WS Audiology
- Company type: Private company
- Industry: Hearing instruments
- Founded: 2019
- Headquarters: Lynge, Denmark; Singapore
- Key people: Jan Makela, CEO (since July 2024)
- Revenue: ▲€2.63 billion (fiscal year 2023-24)
- Number of employees: ~12,600
- Website: www.wsa.com

= WS Audiology =

Manufacturer of hearing aids

WS Audiology (formerly Sivantos Group and Widex) is a privately owned manufacturer of hearing aids with headquarters in Denmark and Singapore with roots going back to 1878 and Siemens AG. The current company was created following the 2019 merger of Sivantos Group and Widex. Prior to that, Sivantos was spun off from Siemens after Siemens AG sold the company to EQT and Santo Holding in 2015. WS Audiology employs about 12,600 people in more than 125 countries. In fiscal year 2023-2024, the company generated revenue of €2.63 billion and adjusted EBITDA of €542 million.

The company develops, manufactures, sells and distributes hearing aids under the following brands: A&M, audibene, Audio Service, Bloom, Coselgi, hear.com, HearUSA, Lifestyle Hearing Network, Rexton, Signia, Shoebox, TruHearing, Widex and Widex Hearing Specialists.

==History==
In 1878, Werner von Siemens built a telephone with a horseshoe magnet, which amplified and improved voice signal quality. In 1913, Siemens introduced the first industrially produced hearing instrument, the Esha-Phonophor.
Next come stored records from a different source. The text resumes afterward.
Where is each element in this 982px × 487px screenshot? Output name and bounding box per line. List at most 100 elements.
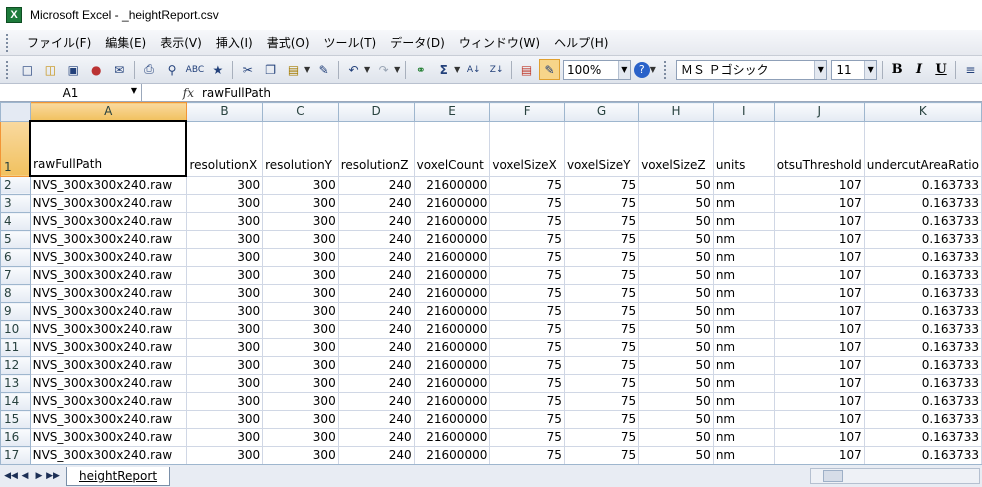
menu-window[interactable]: ウィンドウ(W) — [452, 34, 547, 51]
cell[interactable]: 21600000 — [413, 266, 491, 285]
cell[interactable]: 300 — [262, 194, 339, 213]
cell[interactable]: 300 — [262, 392, 339, 411]
cell[interactable]: 75 — [489, 266, 565, 285]
row-header[interactable]: 6 — [0, 248, 31, 267]
cell[interactable]: nm — [712, 320, 775, 339]
cell[interactable]: 240 — [337, 392, 415, 411]
sort-ascending-icon[interactable]: A↓ — [463, 59, 484, 80]
cell[interactable]: 300 — [185, 230, 264, 249]
menu-help[interactable]: ヘルプ(H) — [547, 34, 615, 51]
cell[interactable]: 107 — [773, 230, 865, 249]
last-sheet-icon[interactable]: ▶▶ — [46, 467, 60, 485]
cell[interactable]: 75 — [489, 446, 565, 464]
cell[interactable]: 75 — [489, 356, 565, 375]
chevron-down-icon[interactable]: ▼ — [617, 60, 630, 79]
cell[interactable]: 300 — [262, 320, 339, 339]
cell[interactable]: 240 — [337, 248, 415, 267]
cell[interactable]: 75 — [489, 428, 565, 447]
column-header[interactable]: A — [29, 102, 187, 122]
cell[interactable]: 300 — [185, 320, 264, 339]
cell[interactable]: 107 — [773, 356, 865, 375]
column-header[interactable]: K — [863, 102, 982, 122]
save-icon[interactable]: ▣ — [63, 59, 84, 80]
chevron-down-icon[interactable]: ▼ — [131, 86, 137, 95]
select-all-corner[interactable] — [0, 102, 31, 122]
cell[interactable]: 240 — [337, 428, 415, 447]
header-cell[interactable]: voxelSizeY — [563, 120, 640, 177]
cell[interactable]: 75 — [489, 175, 565, 195]
menu-grip[interactable] — [6, 33, 12, 52]
cell[interactable]: 75 — [563, 356, 640, 375]
undo-dropdown-icon[interactable]: ▼ — [364, 65, 370, 74]
column-header[interactable]: D — [337, 102, 415, 122]
cell[interactable]: 75 — [489, 392, 565, 411]
cell[interactable]: NVS_300x300x240.raw — [29, 266, 187, 285]
cell[interactable]: NVS_300x300x240.raw — [29, 428, 187, 447]
cell[interactable]: 75 — [563, 194, 640, 213]
cell[interactable]: 300 — [262, 175, 339, 195]
cell[interactable]: 75 — [563, 410, 640, 429]
cell[interactable]: 300 — [185, 302, 264, 321]
cell[interactable]: 300 — [185, 392, 264, 411]
cell[interactable]: nm — [712, 230, 775, 249]
cell[interactable]: 0.163733 — [863, 392, 982, 411]
row-header[interactable]: 2 — [0, 175, 31, 195]
cell[interactable]: 75 — [563, 284, 640, 303]
cell[interactable]: 240 — [337, 266, 415, 285]
redo-dropdown-icon[interactable]: ▼ — [394, 65, 400, 74]
cell[interactable]: 107 — [773, 338, 865, 357]
row-header[interactable]: 1 — [0, 120, 31, 177]
cell[interactable]: 240 — [337, 212, 415, 231]
cell[interactable]: 107 — [773, 446, 865, 464]
cell[interactable]: 50 — [638, 302, 714, 321]
column-header[interactable]: C — [262, 102, 339, 122]
cell[interactable]: 75 — [563, 338, 640, 357]
paste-icon[interactable]: ▤ — [283, 59, 304, 80]
cell[interactable]: nm — [712, 356, 775, 375]
menu-format[interactable]: 書式(O) — [260, 34, 317, 51]
cell[interactable]: NVS_300x300x240.raw — [29, 374, 187, 393]
cell[interactable]: 0.163733 — [863, 446, 982, 464]
cell[interactable]: 300 — [185, 410, 264, 429]
cell[interactable]: 300 — [262, 374, 339, 393]
cell[interactable]: nm — [712, 284, 775, 303]
cell[interactable]: 21600000 — [413, 230, 491, 249]
italic-button[interactable]: I — [908, 59, 930, 80]
cell[interactable]: NVS_300x300x240.raw — [29, 230, 187, 249]
column-header[interactable]: I — [712, 102, 775, 122]
row-header[interactable]: 5 — [0, 230, 31, 249]
help-icon[interactable]: ? — [633, 61, 650, 78]
cell[interactable]: 21600000 — [413, 374, 491, 393]
cell[interactable]: 300 — [185, 284, 264, 303]
cell[interactable]: 75 — [489, 194, 565, 213]
cell[interactable]: 50 — [638, 266, 714, 285]
cell[interactable]: 240 — [337, 338, 415, 357]
cell[interactable]: 21600000 — [413, 175, 491, 195]
cell[interactable]: 21600000 — [413, 392, 491, 411]
new-file-icon[interactable]: □ — [17, 59, 38, 80]
cell[interactable]: 75 — [563, 320, 640, 339]
cell[interactable]: 21600000 — [413, 338, 491, 357]
menu-insert[interactable]: 挿入(I) — [209, 34, 260, 51]
cell[interactable]: 75 — [489, 284, 565, 303]
cell[interactable]: 107 — [773, 175, 865, 195]
header-cell[interactable]: units — [712, 120, 775, 177]
autosum-icon[interactable]: Σ — [433, 59, 454, 80]
cell[interactable]: 240 — [337, 356, 415, 375]
cell[interactable]: 300 — [262, 428, 339, 447]
cell[interactable]: nm — [712, 392, 775, 411]
cell[interactable]: 300 — [262, 284, 339, 303]
cell[interactable]: 75 — [563, 302, 640, 321]
row-header[interactable]: 8 — [0, 284, 31, 303]
row-header[interactable]: 4 — [0, 212, 31, 231]
cell[interactable]: nm — [712, 266, 775, 285]
cell[interactable]: nm — [712, 302, 775, 321]
header-cell[interactable]: resolutionX — [185, 120, 264, 177]
chart-wizard-icon[interactable]: ▤ — [516, 59, 537, 80]
cell[interactable]: 50 — [638, 338, 714, 357]
cell[interactable]: 75 — [489, 230, 565, 249]
cell[interactable]: 75 — [563, 248, 640, 267]
column-header[interactable]: G — [563, 102, 640, 122]
cell[interactable]: 300 — [262, 212, 339, 231]
cell[interactable]: NVS_300x300x240.raw — [29, 356, 187, 375]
During the 1950s, Christian Tøpholm and Erik Westermann formed Widex and began developing hearing devices in Tøpholm's converted cellar. In 1956, the company produced its first model, the Widex 561. In 1959 Siemens developed the Auriculette, a behind-the-ear (BTE) device with small lightweight components that fit together in a single unit. In 1966, they developed their first device worn entirely in-the-ear (ITE), the Siretta 339.

In 1988, Widex produced the first digitally-programmable hearing aid with a remote control, the Quattro Q8. In 1995, Widex created Senso, the first fully digital unit that fits completely in the ear. In 2004, the company created the world's first hearing aid in which right and left devices were synchronized and in 2008, the world's smallest receiver-in-canal hearing aid.
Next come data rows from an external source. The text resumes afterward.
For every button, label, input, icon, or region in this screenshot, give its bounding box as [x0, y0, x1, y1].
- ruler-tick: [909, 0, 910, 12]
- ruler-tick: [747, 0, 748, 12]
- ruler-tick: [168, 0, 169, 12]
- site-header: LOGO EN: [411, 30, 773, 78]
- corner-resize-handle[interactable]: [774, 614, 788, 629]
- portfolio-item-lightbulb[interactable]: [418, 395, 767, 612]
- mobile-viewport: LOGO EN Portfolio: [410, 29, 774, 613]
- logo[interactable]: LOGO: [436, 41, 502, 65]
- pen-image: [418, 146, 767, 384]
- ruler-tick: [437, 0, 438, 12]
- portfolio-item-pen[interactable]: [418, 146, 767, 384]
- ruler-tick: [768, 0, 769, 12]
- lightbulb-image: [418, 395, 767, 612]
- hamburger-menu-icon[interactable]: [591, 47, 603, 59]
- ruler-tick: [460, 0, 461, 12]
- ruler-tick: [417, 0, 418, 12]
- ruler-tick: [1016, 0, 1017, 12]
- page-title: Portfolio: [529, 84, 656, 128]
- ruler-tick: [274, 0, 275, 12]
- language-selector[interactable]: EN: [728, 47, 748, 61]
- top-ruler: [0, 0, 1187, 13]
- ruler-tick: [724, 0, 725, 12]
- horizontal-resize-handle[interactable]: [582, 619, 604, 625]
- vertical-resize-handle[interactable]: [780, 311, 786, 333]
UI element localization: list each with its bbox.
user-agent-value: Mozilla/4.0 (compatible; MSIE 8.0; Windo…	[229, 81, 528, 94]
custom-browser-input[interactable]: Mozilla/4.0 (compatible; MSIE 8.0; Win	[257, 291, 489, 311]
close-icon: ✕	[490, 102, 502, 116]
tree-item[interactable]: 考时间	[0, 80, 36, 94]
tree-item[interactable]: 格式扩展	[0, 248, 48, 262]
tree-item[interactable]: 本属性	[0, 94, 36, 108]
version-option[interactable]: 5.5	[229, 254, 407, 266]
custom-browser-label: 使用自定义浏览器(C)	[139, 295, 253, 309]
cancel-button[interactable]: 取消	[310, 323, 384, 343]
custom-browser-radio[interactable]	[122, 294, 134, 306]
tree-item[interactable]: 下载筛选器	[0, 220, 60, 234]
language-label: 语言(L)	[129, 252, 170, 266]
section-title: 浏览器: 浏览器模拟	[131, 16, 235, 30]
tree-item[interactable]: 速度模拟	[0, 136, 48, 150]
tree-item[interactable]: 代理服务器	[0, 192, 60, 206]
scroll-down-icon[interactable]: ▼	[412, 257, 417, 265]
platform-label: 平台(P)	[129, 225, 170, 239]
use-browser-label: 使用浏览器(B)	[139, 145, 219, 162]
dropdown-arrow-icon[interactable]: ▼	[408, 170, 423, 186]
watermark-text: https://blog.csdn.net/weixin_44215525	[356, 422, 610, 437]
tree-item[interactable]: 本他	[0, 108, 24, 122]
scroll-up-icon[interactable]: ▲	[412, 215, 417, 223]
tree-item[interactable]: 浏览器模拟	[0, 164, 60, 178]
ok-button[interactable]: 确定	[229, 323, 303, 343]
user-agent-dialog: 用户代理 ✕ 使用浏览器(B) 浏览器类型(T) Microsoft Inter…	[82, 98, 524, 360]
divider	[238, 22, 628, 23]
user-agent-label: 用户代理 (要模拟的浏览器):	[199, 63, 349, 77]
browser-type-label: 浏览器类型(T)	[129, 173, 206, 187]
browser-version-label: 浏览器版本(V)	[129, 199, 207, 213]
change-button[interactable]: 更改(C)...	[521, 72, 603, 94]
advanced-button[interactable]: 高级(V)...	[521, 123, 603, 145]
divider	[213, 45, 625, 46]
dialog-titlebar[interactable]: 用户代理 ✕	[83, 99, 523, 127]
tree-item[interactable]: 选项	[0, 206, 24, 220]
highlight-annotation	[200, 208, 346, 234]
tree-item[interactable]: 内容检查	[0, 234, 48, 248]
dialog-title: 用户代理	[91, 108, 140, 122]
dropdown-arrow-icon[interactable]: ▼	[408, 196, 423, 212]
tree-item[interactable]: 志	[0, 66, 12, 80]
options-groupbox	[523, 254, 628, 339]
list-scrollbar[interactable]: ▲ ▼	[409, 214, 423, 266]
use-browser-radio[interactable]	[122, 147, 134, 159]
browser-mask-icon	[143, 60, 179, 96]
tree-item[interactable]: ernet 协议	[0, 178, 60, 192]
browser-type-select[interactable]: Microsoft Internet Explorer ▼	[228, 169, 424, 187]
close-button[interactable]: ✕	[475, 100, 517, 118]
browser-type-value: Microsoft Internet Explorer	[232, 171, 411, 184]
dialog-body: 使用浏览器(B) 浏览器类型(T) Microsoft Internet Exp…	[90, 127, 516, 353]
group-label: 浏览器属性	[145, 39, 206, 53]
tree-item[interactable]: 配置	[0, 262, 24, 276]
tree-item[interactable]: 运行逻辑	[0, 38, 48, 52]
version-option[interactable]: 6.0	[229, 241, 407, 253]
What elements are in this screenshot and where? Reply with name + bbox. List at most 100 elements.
In 2015, Swedish private equity firm EQT bought Siemens Audiology Solutions for more than 2 billion euros and renamed the company Sivantos.

Sivantos Group joined the UN Global Compact Initiative in 2017 and began to streamline its social activities and CSR policy. The company's first Communication on Progress, the annual report to the office of the UN Secretary General, was published on 24 May 2018.

In 2018, Widex and Sivantos announced an $8B merger, creating the 3rd largest hearing conglomerate in the world. The combined company changed its name to WS Audiology in 2019.

==Management==
WS Audiology is led by CEO Jan Makela, who took over from CEO Eric Bernard in July 2024.

==Brands==
The company develops, manufactures, sells and distributes hearing aids under the following brands: A&M, audibene, Audio Service, Bloom, Coselgi, hear.com, HearUSA, Lifestyle Hearing Network, Rexton, Signia, SHOEBOX, TruHearing, Widex and Widex Hearing Specialists.

===hear.com / audibene===
hear.com and its European brand audibene provide online hearing care through a network of 5,000 independent partner audiologists and 1,000 hearing care experts. The company was founded in 2012 by Dr. Marco Vietor and Paul Crusius. In 2015, the company and Sivantos Group entered into a strategic partnership and investment agreement. The agreement defined that Dr. Marco Vietor and Paul Crusius will become part of the Sivantos management and continue to lead to hear.com (in Europe audibene) business, as well as support the company in its further international expansion efforts. In 2019, the company generated $150 million in revenue. In 2020, the company was reorganized as hear.com NV, however keeping the brand audibene in Europe.